Eugene Morris and his wife flew in from Chicago to attend the nationally televised forum, which focused on issues important to minorities.
"Obviously, when we planned this trip, we had no idea the leading candidates would insult us and our community by not showing up," said Morris, who owns a marketing and communications company. "It's a slap in the face."
Former New York Mayor Rudolph W. Giuliani, Arizona Sen. John McCain, former Massachusetts Gov. Mitt Romney and former Tennessee Sen. Fred Thompson all offered either scheduling conflicts or fundraising obligations as their reasons for not attending the debate at the historically black university in Northeast Baltimore.
Sen. Sam Brownback of Kansas, former Arkansas Gov. Mike Huckabee, Rep. Duncan Hunter of California, conservative activist Alan L. Keyes, Rep. Ron Paul of Texas and Rep. Tom Tancredo of Colorado did show up and fielded questions from talk-show host Tavis Smiley.
"To say they had a scheduling conflict, it's an insult," said Morris, who said he is likely to vote for a Democratic candidate in the 2008 election.
Garrya S. Hatton, who calls herself a Republican "rarity" among Morgan State employees, said she was "dangerously close" to switching party affiliations because of the no-shows.
"I won't become a liberal over this, but to not have support from people who I've spoken up for, it's like a slap in the face," said the college's career resource coordinator and a 1998 Morgan alumna. "It's like not being invited to dinner."

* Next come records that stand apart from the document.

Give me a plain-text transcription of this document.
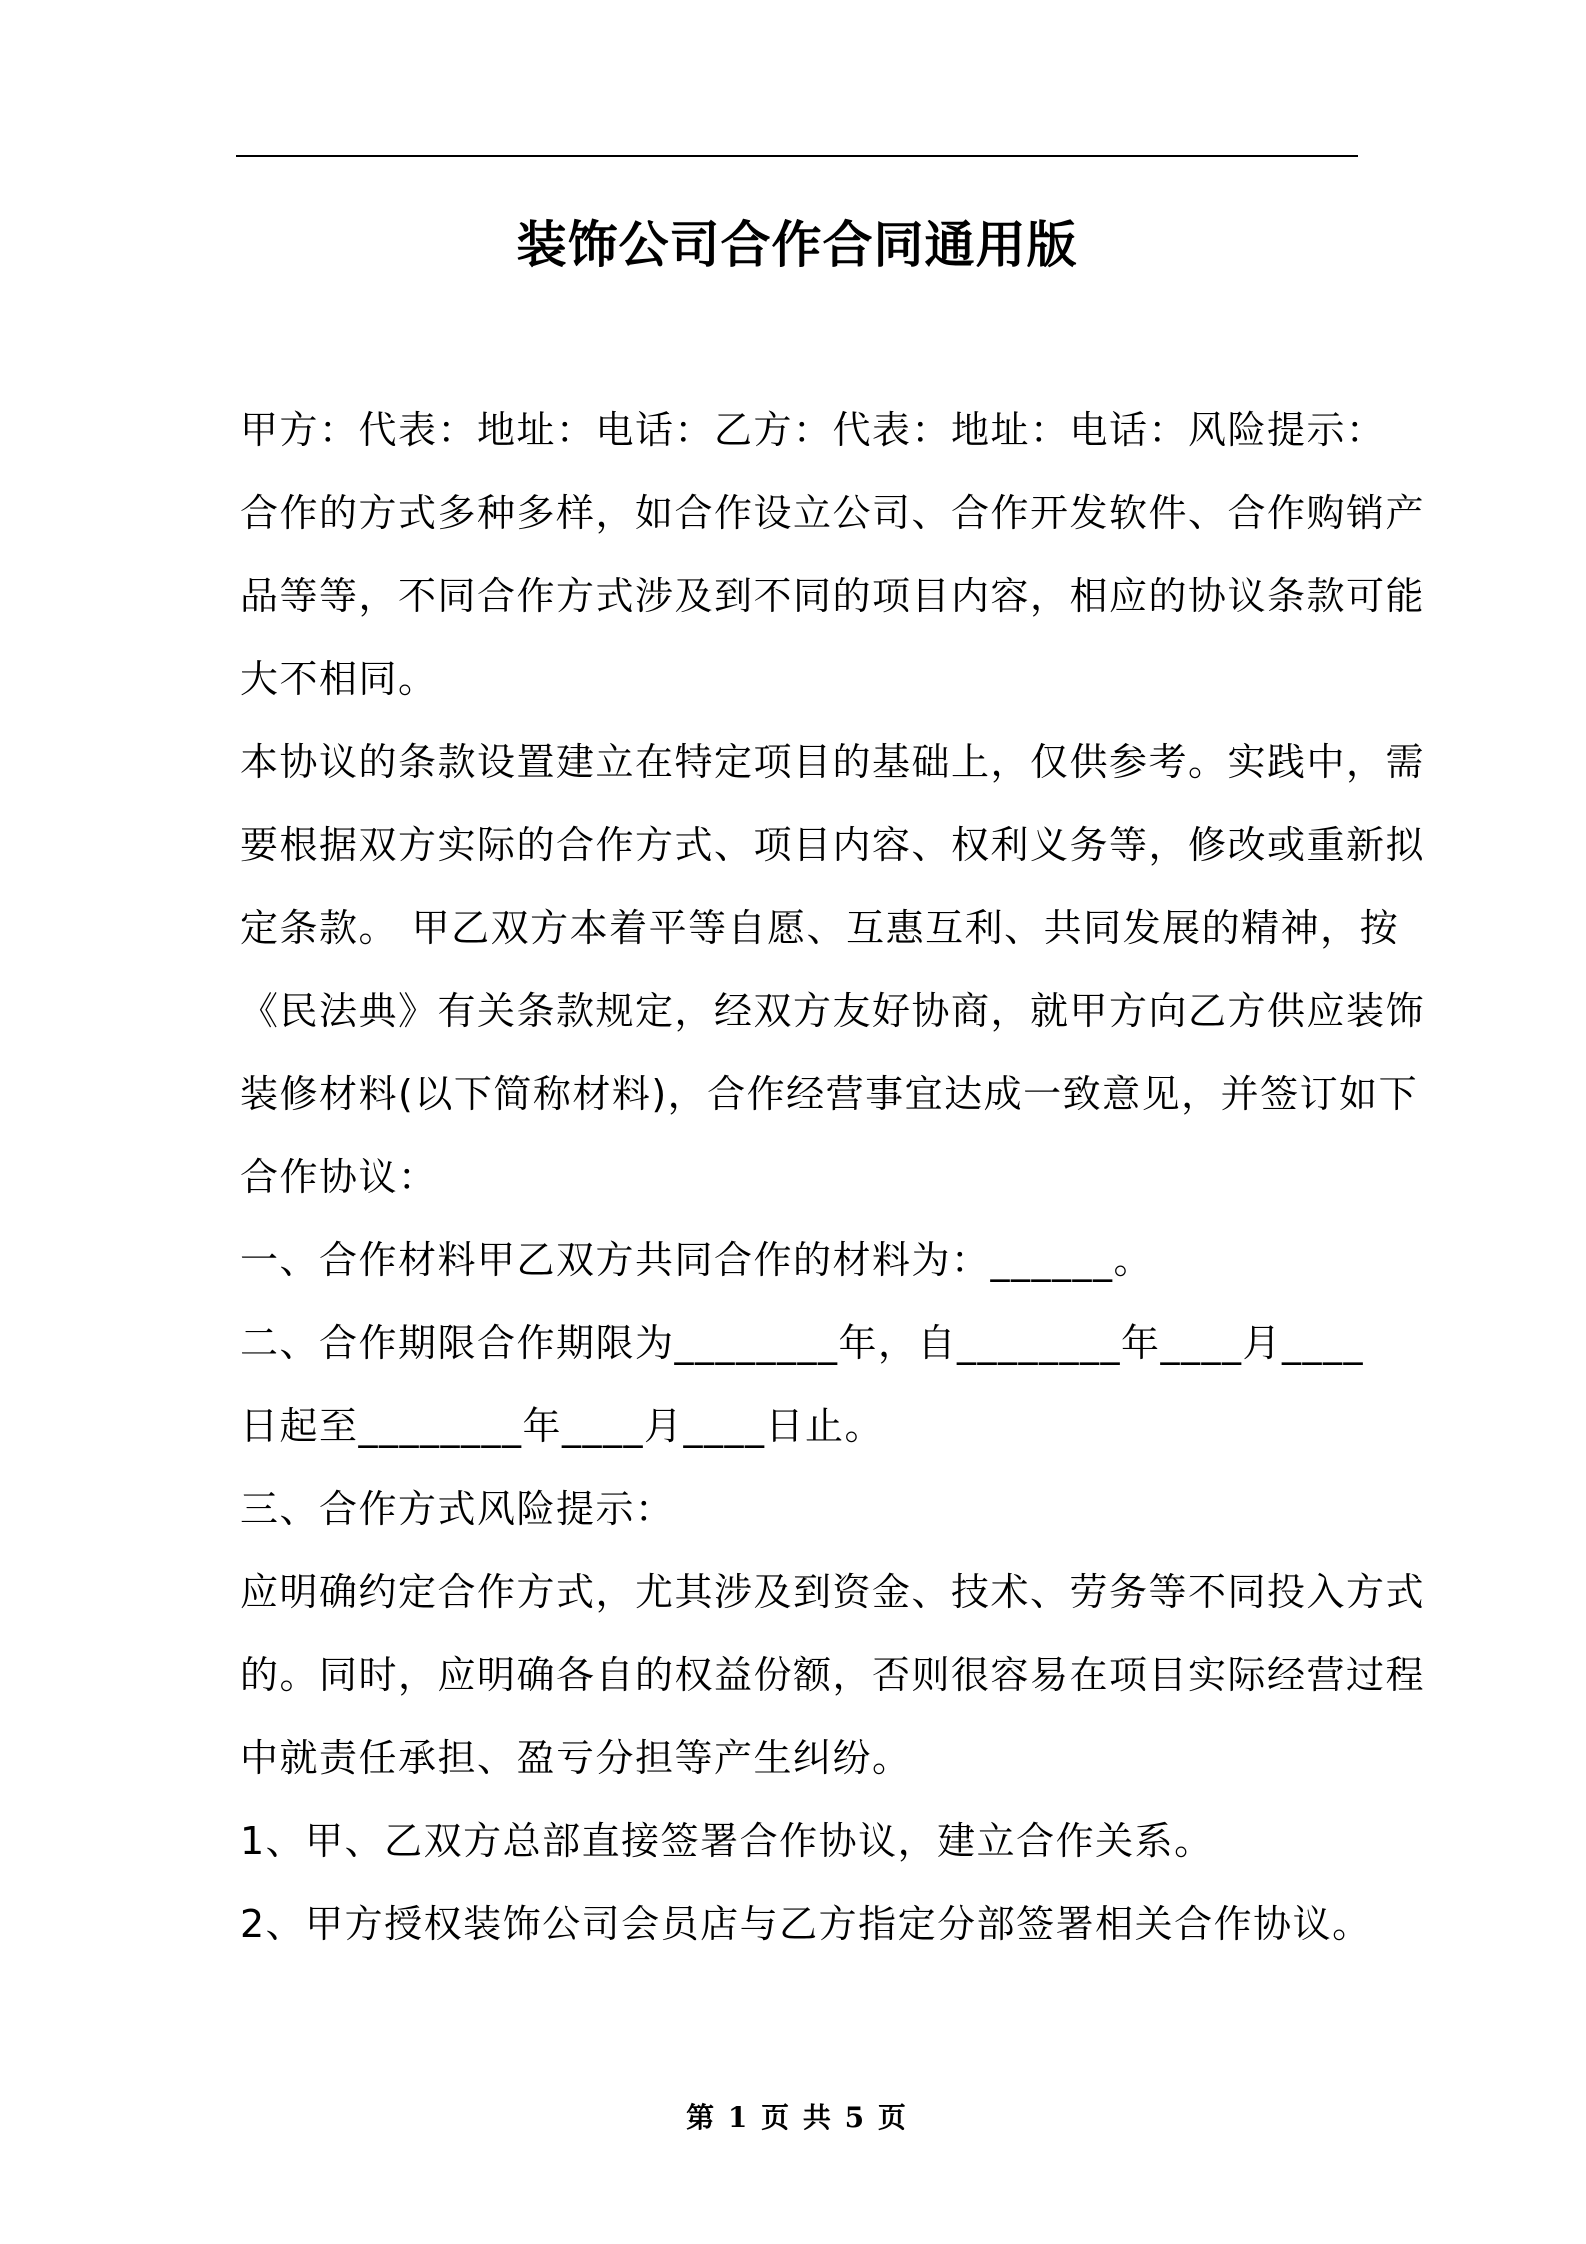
装饰公司合作合同通用版
甲方：代表：地址：电话：乙方：代表：地址：电话：风险提示：
合作的方式多种多样，如合作设立公司、合作开发软件、合作购销产
品等等，不同合作方式涉及到不同的项目内容，相应的协议条款可能
大不相同。
本协议的条款设置建立在特定项目的基础上，仅供参考。实践中，需
要根据双方实际的合作方式、项目内容、权利义务等，修改或重新拟
定条款。 甲乙双方本着平等自愿、互惠互利、共同发展的精神，按
《民法典》有关条款规定，经双方友好协商，就甲方向乙方供应装饰
装修材料(以下简称材料)，合作经营事宜达成一致意见，并签订如下
合作协议：
一、合作材料甲乙双方共同合作的材料为：______。
二、合作期限合作期限为________年，自________年____月____
日起至________年____月____日止。
三、合作方式风险提示：
应明确约定合作方式，尤其涉及到资金、技术、劳务等不同投入方式
的。同时，应明确各自的权益份额，否则很容易在项目实际经营过程
中就责任承担、盈亏分担等产生纠纷。
1、甲、乙双方总部直接签署合作协议，建立合作关系。
2、甲方授权装饰公司会员店与乙方指定分部签署相关合作协议。
第 1 页 共 5 页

Hatton had planned to vote for Romney but now says, "I won't vote for anyone who won't show up at my school."
About two-thirds of the 2,000-plus-seat Murphy Fine Arts Center was filled for the debate.
"I heard there was really bad traffic," said Public Broadcasting Service representative Carrie Johnson. "But I think we're overall proud and pleased."
The chairman of Morgan's political science department called the debate "a major event" for the university. "It will give us some national showcasing," said Max Hilaire.
Morgan hosted a Democratic presidential debate in 2003 and one of Maryland gubernatorial candidates in 2002.
Though many people milling about in front of the arts center last night said they had Democratic inclinations, many also said they were open to voting Republican if the candidates emphasized the issues they cared about.
Kaneshia Ward, a Morgan freshman and ROTC cadet, said she wanted to hear how the candidates would resolve the war in Iraq. "I'm going to be an Army officer when I graduate," said the 18-year-old, who came to the debate in uniform. "I want them to make a decision."
Ward favors a "gradual pullout" from Iraq.
On campus earlier, Larry Moore, a Morgan sophomore from Boston who is inclined to vote Republican, said he was most concerned about how politicians plan to preserve Social Security.
Moore, 19, said he had intended to vote for Romney until he heard that the candidate would not be coming to Baltimore. "That says something to me, that he doesn't care," Moore said. "We are not the first priority on his list. Probably not the second, either."
A week ago, hundreds of Morgan State students in black shirts came together in an emotional civil rights rally protesting racial tensions in Louisiana.
But in the hours before yesterday's event, the campus was decidedly more subdued, with some students saying they were ambivalent or unaware about the debate.
"There's not too much political charge on campus," said Gerik Proctor, 18, a freshman engineering major from Ellicott City. "Students don't feel the effects of the president. The most college students feel are oil prices." He shrugged. "None of us is going to war."
Krystal DeAbreu, 18, a business major from Orlando, Fla., sheepishly admitted that she was unaware of the debate. When told it was a forum of Republican candidates, she said, "Now I'm even less interested. I'm not a Republican."
Akilah Smith of Chicago had no hard feelings.
"This isn't their environment. These aren't the people who voted for them. I guess they think this is a waste of their time," she said. "I would think it was a waste of my time."
But Morris said black voters would not soon forget what many feel is a public snub.
"Already, there is a big PR push to make sure the African-American community is very aware of what happened here," he said. "I'm appalled."